We're into our third year at this address, and the sidewalk interactions are building a foundation of friendship that's allowing us unusual access into our neighbors lives. Our dreams are not about our neighborhood but our neighbors, the ones on our street. And I'm not thinking about how to solve world peace or start a movement, but how to bring living water to the dry places in the lives of my "common, suburban" friends.

I would be willing to move my family to the ends of the earth or some other "great thing" if God had asked that of us. But our ordinary, not glamorous, street is turning to be ok too, more than ok.

Saturday, October 12, 2013

Picture books for young readers, a think out loud

Working for Zoobean and having two kids under 4, I have a lot of time to encounter and think about picture books for children.

Here are a couple points that I've been trying to sort through:

  1. The reality on the ground in our home is that we have a 4 year old reading material for kids several years older.
  2. Reports from other parents and the New York Times suggest that "real chapter books" are the goal, picture books are for babies and non-readers. 
  3. We've heard rumors that publishers are responding to a market for young readers and are supporting books that are age appropriate in content but complex enough for children reading above grade level.
The "early reader" books aimed at children in school learning to read are really hit and miss in content for our daughter. This is true even within the subset of "early reader" books that don't just patently suck in content and illustration, particularly the movie spin offs. So within the subset that are generally good, the animal stories are better than that school oriented stories. Given that most kids learn to read after they go to school, I understand why there are school oriented stories, but in our situation, because she's reading before school there are references she totally doesn't understand, sometimes to the point where most of the story is inaccessible. 

Another young reader who's 6 months older than our daughter has been headed toward Stuart Little, Charlotte's Web, that kind of stuff.
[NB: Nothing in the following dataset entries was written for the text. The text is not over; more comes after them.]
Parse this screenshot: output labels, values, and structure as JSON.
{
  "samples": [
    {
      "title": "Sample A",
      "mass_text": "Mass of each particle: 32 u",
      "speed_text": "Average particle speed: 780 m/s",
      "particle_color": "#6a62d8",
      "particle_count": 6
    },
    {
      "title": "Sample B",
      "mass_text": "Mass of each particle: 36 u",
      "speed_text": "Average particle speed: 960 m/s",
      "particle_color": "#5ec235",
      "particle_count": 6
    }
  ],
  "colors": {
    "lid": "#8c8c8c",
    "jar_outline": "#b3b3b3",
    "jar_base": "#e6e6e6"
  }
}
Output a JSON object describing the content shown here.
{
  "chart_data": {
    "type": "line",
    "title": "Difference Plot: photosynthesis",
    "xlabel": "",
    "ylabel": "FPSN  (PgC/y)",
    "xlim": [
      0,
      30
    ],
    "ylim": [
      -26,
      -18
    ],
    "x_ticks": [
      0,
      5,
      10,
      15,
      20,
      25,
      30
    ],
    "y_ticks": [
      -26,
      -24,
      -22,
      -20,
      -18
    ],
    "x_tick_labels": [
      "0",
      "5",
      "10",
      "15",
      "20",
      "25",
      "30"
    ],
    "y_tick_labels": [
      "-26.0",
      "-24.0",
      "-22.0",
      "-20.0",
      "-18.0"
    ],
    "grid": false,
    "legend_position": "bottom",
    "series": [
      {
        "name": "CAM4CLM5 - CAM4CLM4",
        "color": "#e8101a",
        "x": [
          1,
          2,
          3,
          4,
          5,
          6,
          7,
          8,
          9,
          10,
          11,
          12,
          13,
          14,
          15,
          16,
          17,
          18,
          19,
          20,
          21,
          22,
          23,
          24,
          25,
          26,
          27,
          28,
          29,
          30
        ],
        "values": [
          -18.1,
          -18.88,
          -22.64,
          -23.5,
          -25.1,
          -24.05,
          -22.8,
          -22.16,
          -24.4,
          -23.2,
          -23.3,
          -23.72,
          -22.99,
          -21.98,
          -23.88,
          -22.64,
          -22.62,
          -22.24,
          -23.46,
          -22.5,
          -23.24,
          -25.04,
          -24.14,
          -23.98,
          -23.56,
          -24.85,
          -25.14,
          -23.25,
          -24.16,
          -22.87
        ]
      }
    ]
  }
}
I think whenever we get there, we'll have a better chance to see if there really are new books that are written for young, advanced readers. Thus far, those rumors are just rumors. At this point, just because our child might be able to read Harry Potter books, I don't think we're going to rush there. Just the other night, we had a tearful discussion about death, heaven, and such. At her age, she's just very literal and concrete. 

With that literalness and concreteness, my current strategy is to send her back into the regular population of picture books. This ends up addressing several issues. First, sometimes, she's just so enthralled with sounding out words, I'm not sure she's working through what's happening in the story. The pictures provide an anchor point for the content. 
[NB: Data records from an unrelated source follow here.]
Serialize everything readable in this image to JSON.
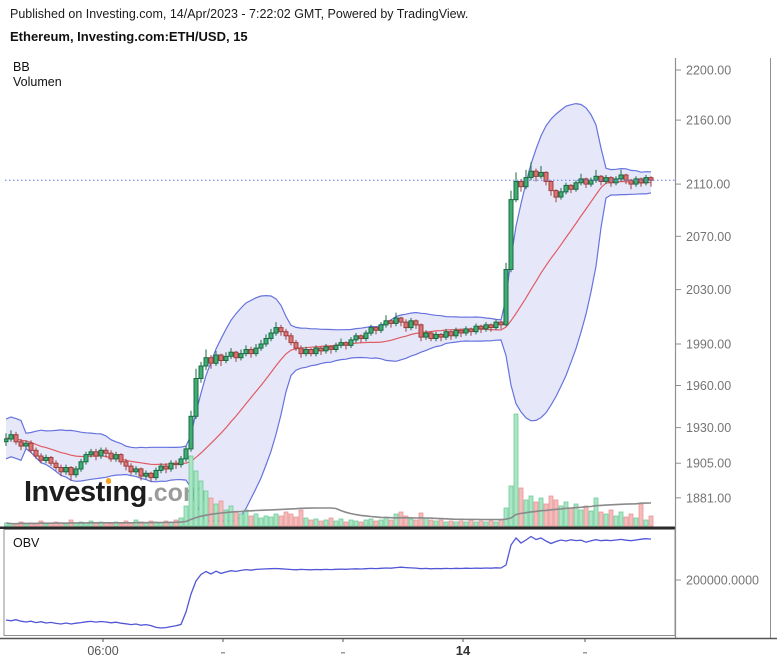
{
  "header": {
    "published_line": "Published on Investing.com, 14/Apr/2023 - 7:22:02 GMT, Powered by TradingView.",
    "instrument_title": "Ethereum, Investing.com:ETH/USD, 15"
  },
  "indicators": {
    "bb_label": "BB",
    "volume_label": "Volumen",
    "obv_label": "OBV"
  },
  "watermark": {
    "p1": "Invest",
    "p2": "i",
    "p3": "ng",
    "p4": ".com"
  },
  "chart_data": {
    "type": "candlestick",
    "symbol": "ETH/USD",
    "exchange": "Investing.com",
    "interval_minutes": 15,
    "scale": "log",
    "legend_position": "top-left",
    "grid": false,
    "price_axis": {
      "side": "right",
      "ticks": [
        {
          "value": 2200,
          "label": "2200.00"
        },
        {
          "value": 2160,
          "label": "2160.00"
        },
        {
          "value": 2110,
          "label": "2110.00"
        },
        {
          "value": 2070,
          "label": "2070.00"
        },
        {
          "value": 2030,
          "label": "2030.00"
        },
        {
          "value": 1990,
          "label": "1990.00"
        },
        {
          "value": 1960,
          "label": "1960.00"
        },
        {
          "value": 1930,
          "label": "1930.00"
        },
        {
          "value": 1905,
          "label": "1905.00"
        },
        {
          "value": 1881,
          "label": "1881.00"
        }
      ]
    },
    "obv_axis": {
      "ticks": [
        {
          "value": 200000,
          "label": "200000.0000"
        }
      ]
    },
    "time_axis": {
      "ticks": [
        {
          "index": 19.4,
          "label": "06:00",
          "bold": false
        },
        {
          "index": 43.4,
          "label": "",
          "bold": false
        },
        {
          "index": 67.4,
          "label": "",
          "bold": false
        },
        {
          "index": 91.4,
          "label": "14",
          "bold": true
        },
        {
          "index": 115.8,
          "label": "",
          "bold": false
        }
      ]
    },
    "last_price": 2113,
    "bollinger": {
      "window": 20,
      "mult": 2
    },
    "volume_ma_window": 30,
    "candles": [
      [
        1920,
        1926,
        1917,
        1922
      ],
      [
        1922,
        1928,
        1920,
        1925
      ],
      [
        1925,
        1927,
        1918,
        1920
      ],
      [
        1920,
        1922,
        1914,
        1917
      ],
      [
        1917,
        1921,
        1915,
        1919
      ],
      [
        1919,
        1921,
        1912,
        1914
      ],
      [
        1914,
        1916,
        1908,
        1910
      ],
      [
        1910,
        1912,
        1905,
        1907
      ],
      [
        1907,
        1911,
        1905,
        1909
      ],
      [
        1909,
        1910,
        1903,
        1905
      ],
      [
        1905,
        1907,
        1900,
        1902
      ],
      [
        1902,
        1904,
        1896,
        1899
      ],
      [
        1899,
        1904,
        1897,
        1902
      ],
      [
        1902,
        1903,
        1893,
        1897
      ],
      [
        1897,
        1903,
        1895,
        1901
      ],
      [
        1901,
        1908,
        1899,
        1906
      ],
      [
        1906,
        1913,
        1904,
        1911
      ],
      [
        1911,
        1915,
        1909,
        1913
      ],
      [
        1913,
        1915,
        1907,
        1910
      ],
      [
        1910,
        1916,
        1908,
        1914
      ],
      [
        1914,
        1916,
        1909,
        1912
      ],
      [
        1912,
        1914,
        1906,
        1908
      ],
      [
        1908,
        1913,
        1906,
        1911
      ],
      [
        1911,
        1912,
        1904,
        1906
      ],
      [
        1906,
        1908,
        1900,
        1903
      ],
      [
        1903,
        1905,
        1897,
        1899
      ],
      [
        1899,
        1903,
        1897,
        1901
      ],
      [
        1901,
        1902,
        1893,
        1896
      ],
      [
        1896,
        1900,
        1894,
        1898
      ],
      [
        1898,
        1899,
        1892,
        1895
      ],
      [
        1895,
        1902,
        1893,
        1900
      ],
      [
        1900,
        1905,
        1898,
        1903
      ],
      [
        1903,
        1905,
        1898,
        1901
      ],
      [
        1901,
        1907,
        1899,
        1905
      ],
      [
        1905,
        1907,
        1901,
        1904
      ],
      [
        1904,
        1910,
        1902,
        1908
      ],
      [
        1908,
        1917,
        1906,
        1915
      ],
      [
        1915,
        1942,
        1913,
        1938
      ],
      [
        1938,
        1972,
        1936,
        1965
      ],
      [
        1965,
        1977,
        1962,
        1974
      ],
      [
        1974,
        1986,
        1971,
        1980
      ],
      [
        1980,
        1982,
        1972,
        1976
      ],
      [
        1976,
        1985,
        1974,
        1982
      ],
      [
        1982,
        1983,
        1974,
        1978
      ],
      [
        1978,
        1984,
        1976,
        1981
      ],
      [
        1981,
        1987,
        1979,
        1984
      ],
      [
        1984,
        1985,
        1977,
        1980
      ],
      [
        1980,
        1986,
        1978,
        1983
      ],
      [
        1983,
        1989,
        1981,
        1986
      ],
      [
        1986,
        1988,
        1980,
        1983
      ],
      [
        1983,
        1990,
        1981,
        1987
      ],
      [
        1987,
        1993,
        1985,
        1990
      ],
      [
        1990,
        1997,
        1988,
        1994
      ],
      [
        1994,
        2001,
        1992,
        1998
      ],
      [
        1998,
        2006,
        1996,
        2002
      ],
      [
        2002,
        2004,
        1996,
        1999
      ],
      [
        1999,
        2001,
        1993,
        1996
      ],
      [
        1996,
        1998,
        1989,
        1991
      ],
      [
        1991,
        1993,
        1985,
        1987
      ],
      [
        1987,
        1989,
        1980,
        1983
      ],
      [
        1983,
        1988,
        1981,
        1986
      ],
      [
        1986,
        1987,
        1981,
        1983
      ],
      [
        1983,
        1989,
        1981,
        1987
      ],
      [
        1987,
        1988,
        1982,
        1985
      ],
      [
        1985,
        1990,
        1983,
        1988
      ],
      [
        1988,
        1989,
        1983,
        1986
      ],
      [
        1986,
        1991,
        1984,
        1989
      ],
      [
        1989,
        1994,
        1987,
        1991
      ],
      [
        1991,
        1992,
        1986,
        1989
      ],
      [
        1989,
        1995,
        1987,
        1993
      ],
      [
        1993,
        1998,
        1991,
        1996
      ],
      [
        1996,
        1997,
        1991,
        1994
      ],
      [
        1994,
        2000,
        1992,
        1998
      ],
      [
        1998,
        2004,
        1996,
        2002
      ],
      [
        2002,
        2003,
        1997,
        2000
      ],
      [
        2000,
        2006,
        1998,
        2004
      ],
      [
        2004,
        2011,
        2002,
        2007
      ],
      [
        2007,
        2008,
        2002,
        2005
      ],
      [
        2005,
        2013,
        2003,
        2009
      ],
      [
        2009,
        2010,
        2003,
        2006
      ],
      [
        2006,
        2008,
        1999,
        2002
      ],
      [
        2002,
        2009,
        2000,
        2007
      ],
      [
        2007,
        2008,
        2001,
        2004
      ],
      [
        2004,
        2005,
        1992,
        1995
      ],
      [
        1995,
        2000,
        1993,
        1998
      ],
      [
        1998,
        1999,
        1992,
        1994
      ],
      [
        1994,
        1999,
        1992,
        1997
      ],
      [
        1997,
        1998,
        1992,
        1995
      ],
      [
        1995,
        2001,
        1993,
        1999
      ],
      [
        1999,
        2000,
        1993,
        1996
      ],
      [
        1996,
        2002,
        1994,
        2000
      ],
      [
        2000,
        2001,
        1995,
        1998
      ],
      [
        1998,
        2003,
        1996,
        2001
      ],
      [
        2001,
        2002,
        1996,
        1999
      ],
      [
        1999,
        2005,
        1997,
        2003
      ],
      [
        2003,
        2004,
        1998,
        2001
      ],
      [
        2001,
        2006,
        1999,
        2004
      ],
      [
        2004,
        2005,
        1999,
        2002
      ],
      [
        2002,
        2008,
        2000,
        2006
      ],
      [
        2006,
        2007,
        2001,
        2004
      ],
      [
        2004,
        2050,
        2003,
        2045
      ],
      [
        2045,
        2105,
        2043,
        2098
      ],
      [
        2098,
        2119,
        2096,
        2112
      ],
      [
        2112,
        2114,
        2104,
        2108
      ],
      [
        2108,
        2121,
        2106,
        2115
      ],
      [
        2115,
        2127,
        2113,
        2120
      ],
      [
        2120,
        2122,
        2112,
        2116
      ],
      [
        2116,
        2124,
        2114,
        2119
      ],
      [
        2119,
        2120,
        2109,
        2112
      ],
      [
        2112,
        2113,
        2101,
        2105
      ],
      [
        2105,
        2106,
        2096,
        2100
      ],
      [
        2100,
        2107,
        2098,
        2104
      ],
      [
        2104,
        2111,
        2102,
        2109
      ],
      [
        2109,
        2110,
        2103,
        2106
      ],
      [
        2106,
        2113,
        2104,
        2111
      ],
      [
        2111,
        2118,
        2109,
        2114
      ],
      [
        2114,
        2115,
        2107,
        2110
      ],
      [
        2110,
        2115,
        2108,
        2113
      ],
      [
        2113,
        2121,
        2111,
        2116
      ],
      [
        2116,
        2117,
        2109,
        2112
      ],
      [
        2112,
        2117,
        2110,
        2115
      ],
      [
        2115,
        2116,
        2108,
        2111
      ],
      [
        2111,
        2116,
        2109,
        2114
      ],
      [
        2114,
        2121,
        2112,
        2117
      ],
      [
        2117,
        2118,
        2110,
        2113
      ],
      [
        2113,
        2114,
        2106,
        2110
      ],
      [
        2110,
        2116,
        2108,
        2114
      ],
      [
        2114,
        2115,
        2108,
        2111
      ],
      [
        2111,
        2117,
        2109,
        2115
      ],
      [
        2115,
        2116,
        2108,
        2113
      ]
    ],
    "volumes": [
      3,
      2,
      2,
      4,
      2,
      3,
      2,
      5,
      2,
      3,
      4,
      3,
      2,
      6,
      3,
      4,
      3,
      5,
      3,
      4,
      3,
      2,
      4,
      2,
      5,
      3,
      6,
      4,
      3,
      5,
      4,
      3,
      5,
      4,
      6,
      8,
      20,
      70,
      55,
      45,
      35,
      28,
      22,
      25,
      16,
      20,
      14,
      12,
      16,
      10,
      12,
      8,
      10,
      9,
      12,
      10,
      14,
      12,
      9,
      16,
      8,
      6,
      7,
      5,
      6,
      8,
      5,
      7,
      4,
      6,
      5,
      4,
      6,
      7,
      5,
      6,
      9,
      6,
      12,
      14,
      10,
      7,
      6,
      13,
      8,
      6,
      5,
      6,
      4,
      5,
      4,
      5,
      4,
      6,
      4,
      5,
      4,
      5,
      4,
      6,
      18,
      40,
      112,
      38,
      26,
      30,
      24,
      28,
      22,
      30,
      26,
      20,
      24,
      18,
      22,
      16,
      20,
      15,
      28,
      14,
      12,
      16,
      10,
      14,
      9,
      12,
      8,
      22,
      6,
      10
    ],
    "obv_thousands": [
      160,
      159.2,
      160.3,
      158.8,
      158,
      158.8,
      157.4,
      158.3,
      157,
      157.6,
      156.6,
      156,
      157,
      156,
      156.8,
      157.4,
      158.2,
      158.6,
      157.9,
      158.5,
      158,
      157.2,
      157.8,
      156.8,
      156.2,
      155.4,
      156,
      154.8,
      155.4,
      154.4,
      152.6,
      152,
      152.4,
      153.4,
      154.2,
      155.6,
      168,
      186,
      199,
      205.5,
      208.5,
      206,
      208.8,
      206.6,
      208,
      209.3,
      208.6,
      209.6,
      210.4,
      209.8,
      210.6,
      210.9,
      211.1,
      211.3,
      211.5,
      211.2,
      210.9,
      210.5,
      210.2,
      210.6,
      210.4,
      210.2,
      210.5,
      210.3,
      210.6,
      210.4,
      210.7,
      210.9,
      210.7,
      211,
      211.2,
      211,
      211.3,
      211.6,
      211.4,
      211.7,
      212,
      211.8,
      212.4,
      212.8,
      212.4,
      212.1,
      211.9,
      211.3,
      211.6,
      211.2,
      211.5,
      211.3,
      211.6,
      211.4,
      211.7,
      211.5,
      211.8,
      211.6,
      211.9,
      211.7,
      212,
      211.8,
      212.2,
      212,
      215,
      235,
      242,
      237,
      240,
      243.5,
      240.5,
      242,
      239,
      236.5,
      238.5,
      240,
      239,
      240.2,
      239.4,
      239.8,
      237.8,
      239.2,
      240.3,
      239.3,
      239.8,
      239.4,
      240,
      240.6,
      239.8,
      239.3,
      240,
      240.8,
      241.3,
      240.9
    ],
    "colors": {
      "candle_up_fill": "#3fae74",
      "candle_up_stroke": "#1b6b44",
      "candle_down_fill": "#db7373",
      "candle_down_stroke": "#9e3f3f",
      "vol_up_fill": "#a9e6c4",
      "vol_up_stroke": "#6cc897",
      "vol_down_fill": "#f5bcbc",
      "vol_down_stroke": "#e79191",
      "bb_line": "#6673de",
      "bb_fill": "rgba(102,115,222,0.16)",
      "bb_mid": "#e05c63",
      "obv_line": "#5156d6",
      "last_price_line": "#5b7de0",
      "vol_ma": "#8a8a8a",
      "axis_line": "#8f8f8f",
      "pane_separator": "#2a2a2a",
      "axis_text": "#757575"
    }
  }
}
Second, she recently announced that she only wants to read "Level 1" readers because they are for Pre-K and she's in Pre-K. The levels vary widely by publisher, but she's comfortably reading most Level 2 books and Level 3 books are simply taxing on her stamina, not her ability to read. So getting out of the "Level #" books will remove this issue. Also within picture books, there is a wide variation in the complexity of content and vocabulary, so there are certainly books that will work for her reading abilities and emotional development.

Third, some of the regular picture books are beautifully illustrated where this is rarely true for early reader books. Our daughter is very sensitive to beauty and I want to foster that particularly for her. But I think that even if she weren't, there's a missed opportunity for keeping our kids engaged in multiple dimensions of beauty if we rush her to picture-less books. She'll be there soon enough and for decades to come. 

Anyways, that's our current approach. With such limited data and experience, I don't want to prescribe this for every family, but I'd love to see more families graduate their new readers of any age from the controlled "early reader" books BACK to regular picture books rather than making a beeline for picture-less chapter books.